In the drunk tank, he’d hardly had time to think about what he was doing; the thing had attacked him and he’d fought back. But he had known immediately
how
to fight it, just as Miss Fairweather had said. All those years of ignoring the power, pushing it down, had banked it and given him a measure of control.
Or maybe he was just doing what God had meant for him to do with it.
Trace held up the whiskey bottle and his free hand. “Ergoth!” he bellowed, using his cattle-range voice. “Son of Mirsoggh and of Mygaroth! You hear me, you sonuvabitch?”

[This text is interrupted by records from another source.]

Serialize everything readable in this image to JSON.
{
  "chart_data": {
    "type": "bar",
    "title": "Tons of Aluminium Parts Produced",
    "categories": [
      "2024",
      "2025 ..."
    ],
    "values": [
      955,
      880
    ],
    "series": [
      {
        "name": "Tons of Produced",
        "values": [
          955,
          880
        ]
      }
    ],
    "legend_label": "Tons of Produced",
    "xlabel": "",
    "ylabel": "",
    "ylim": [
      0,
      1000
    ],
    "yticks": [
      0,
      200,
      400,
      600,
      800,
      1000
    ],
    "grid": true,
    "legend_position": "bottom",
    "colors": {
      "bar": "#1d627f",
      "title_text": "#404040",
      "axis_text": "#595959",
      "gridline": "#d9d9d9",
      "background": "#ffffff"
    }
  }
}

A great wind blew through the pressroom, roaring across the flames and flinging paper into the air. Trace felt heat and icy cold swirl around him, felt the demon’s impotent fury at being so addressed. “Ergoth son of Mirsoggh and of Mygaroth, I command you in God’s holy name and by the names of all the angels and all your masters,
enter this vessel
!”
The roller press groaned and shuddered on its burning legs. Bits of lead type pelted Trace like hail. He shielded the whiskey bottle with his body. This thing might be limited in its powers, but it was old, and proud. It twined around him, cajoling, threatening, pleading. Trace felt for that ball of lightning in himself and let it out, a little at a time, feeding along his arms and up the back of his neck until he was sure his hair must be standing on end. He cast out with the power, let it twine through the cold dark presence of the demon, and then tightened it like a lasso. The thing squalled with fury.
“Last chance,” Trace said. “Into the bottle or I let you burn.”
It rushed at him, a gale force that nearly knocked the bottle from his hand. He clutched it to his chest, reeling under the impact, felt the cold stone weight of the thing punch him in the lungs and then coalesce, contained.
No sooner had he jammed the cork into place than hands landed on Trace’s shoulders, dragging him backwards so he almost lost his feet. His lungs were burning, and his eyes, and he couldn’t see who had hold of him, but he let himself be dragged over the threshold and down the back stoop, into the alley behind the print shop, where the sky was twinkling twilight and the air was the freshest he’d ever tasted.
He leaned into Boz’s arms, stumbling to a grassy patch across the street, where Danny and Avery huddled. Danny had a blanket around his shoulders and his head in his hands, but he looked up when Trace fell to his knees. “Are you all right? Did you get it?”
Trace nodded, hacking and unable to speak. The cold of the bottle was burning his hands. He set it down, coughing, and gratefully accepted the tin cup someone held out to him.